The Bloomberg Nanos Canadian Confidence Index, which measures Canadian consumer confidence, showed that consumer confidence increased to 59.0 for the week ended August 22, which is up from 58.8 in the prior week, ending a month-long streak of declining readings.
Even though it’s apparent that Canadian consumers are in much better shape compared to a few years ago, consumers are still a little hesitant to make purchases due to uncertainty over job security and the national economy.
While consumer-related stocks can be a great investment in an improving economy, right now investors may prefer to put their money into consumer stocks that pay a dividend.
Here are three consumer-related companies whose annual dividend yield is greater than 1.5%, which is a healthy payment for the sector.
1. Loblaw Companies Limited
Current annual dividend yield: 1.88%
Loblaw Companies Limited (TSX: L) is Canada’s largest grocer in terms of revenue, and the company recently grew thanks to its acquisition of Shoppers Drug Mart Corporation.

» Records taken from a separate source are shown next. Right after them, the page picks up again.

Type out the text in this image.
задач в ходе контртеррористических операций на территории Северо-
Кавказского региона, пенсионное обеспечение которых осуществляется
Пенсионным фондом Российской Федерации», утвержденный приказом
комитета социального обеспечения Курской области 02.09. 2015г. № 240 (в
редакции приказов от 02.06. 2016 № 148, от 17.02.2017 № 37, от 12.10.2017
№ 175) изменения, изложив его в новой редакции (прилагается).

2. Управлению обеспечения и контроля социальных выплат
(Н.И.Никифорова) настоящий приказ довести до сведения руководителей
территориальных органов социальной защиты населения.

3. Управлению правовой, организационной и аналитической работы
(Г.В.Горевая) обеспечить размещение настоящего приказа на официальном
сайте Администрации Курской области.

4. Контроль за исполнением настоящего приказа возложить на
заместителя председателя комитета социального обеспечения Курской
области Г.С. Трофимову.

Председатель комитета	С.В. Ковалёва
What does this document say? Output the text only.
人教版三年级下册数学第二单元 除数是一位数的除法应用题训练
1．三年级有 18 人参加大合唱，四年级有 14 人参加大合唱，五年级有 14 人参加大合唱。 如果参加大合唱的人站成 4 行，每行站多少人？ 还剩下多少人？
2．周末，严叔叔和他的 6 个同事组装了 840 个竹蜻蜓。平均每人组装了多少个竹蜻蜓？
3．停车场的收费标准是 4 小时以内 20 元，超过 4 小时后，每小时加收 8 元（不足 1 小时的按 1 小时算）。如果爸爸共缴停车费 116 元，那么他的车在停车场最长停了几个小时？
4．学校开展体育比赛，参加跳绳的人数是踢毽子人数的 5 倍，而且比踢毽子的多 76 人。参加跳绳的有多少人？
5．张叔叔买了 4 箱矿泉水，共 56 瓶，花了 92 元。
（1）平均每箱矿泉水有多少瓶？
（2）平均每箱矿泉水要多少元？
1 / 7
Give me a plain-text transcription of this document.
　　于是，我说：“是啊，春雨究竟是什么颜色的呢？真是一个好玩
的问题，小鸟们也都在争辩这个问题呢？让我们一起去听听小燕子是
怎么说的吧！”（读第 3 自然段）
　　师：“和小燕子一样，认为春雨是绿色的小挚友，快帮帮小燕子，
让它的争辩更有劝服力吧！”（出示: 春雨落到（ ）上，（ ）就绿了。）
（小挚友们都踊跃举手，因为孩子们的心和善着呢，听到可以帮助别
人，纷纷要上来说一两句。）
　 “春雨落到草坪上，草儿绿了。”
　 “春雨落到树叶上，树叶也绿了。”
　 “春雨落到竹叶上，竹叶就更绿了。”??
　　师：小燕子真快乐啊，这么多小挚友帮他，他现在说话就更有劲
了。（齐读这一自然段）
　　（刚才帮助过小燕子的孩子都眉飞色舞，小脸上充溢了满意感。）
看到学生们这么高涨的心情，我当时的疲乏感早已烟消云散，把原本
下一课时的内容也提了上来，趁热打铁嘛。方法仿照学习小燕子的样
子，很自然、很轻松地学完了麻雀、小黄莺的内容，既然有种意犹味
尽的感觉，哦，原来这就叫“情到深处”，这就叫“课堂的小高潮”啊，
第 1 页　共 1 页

Shoppers now operates as a separate division of Loblaw.
Loblaw’s offerings go beyond groceries in the classic sense. In addition to drug stores the company has gas bars, and sells apparel and general merchandise.
It also has a Financial Services segment that includes credit cards and personal banking, making it a truly consumer-focused company.
2. Canadian Tire Corporation Limited
Current annual dividend yield: 1.77%
The iconic Canadian company has offered consistent returns to shareholders, and has survived numerous business challenges, even new competition from American discount retail powerhouses Wal-Mart Stores, Inc. (NYSE: WMT) and Target Corporation (NYSE: TGT).
Canadian Tire Corporation Limited (TSX: CTC.A) offers a diverse suite of consumer goods and financial services. In addition to its namesake store, the company owns other popular brands including Mark’s Work Wearhouse, Sport Chek, and Sports Experts. The company also has a financial services segment that consists of Canadian Tire Financial Services Limited and Canadian Tire Bank.
While Canadian Tire’s dividend is enticing, so is its all-time performance. While the company is not immune to broader economic forces, the company has consistently seen its share value advance, year after year.
3. Metro, Inc.
Current annual dividend yield: 1.7%
Metro, Inc. (TSX: MRU) is a food retailer and distributor that operates a network of supermarkets, discount stores and drug stores in Ontario and Quebec. Although the company is much smaller than Loblaw, some analysts actually prefer this stock due to its smaller size and more conservative business strategy.
You won’t see Metro running out and acquiring large companies. In fact the company is more local, and prides itself on focusing its operations in Ontario and Quebec. The company just released its third-quarter fiscal 2014 earnings, which showed an increase in revenue while earnings remained flat. Management attributed the flat earnings to “Decreased gross margins driven by merchandising actions to drive sales.”
Simply put, the company had to entice customers into the store with sales, a fact that doesn’t bode well for the Canadian consumer. If Canadian consumers are indeed reining in their spending, all consumer-related stocks will face some pressure, which is why right now investors who want to purchase a consumer-related stock are wise choosing one that pays a large dividend.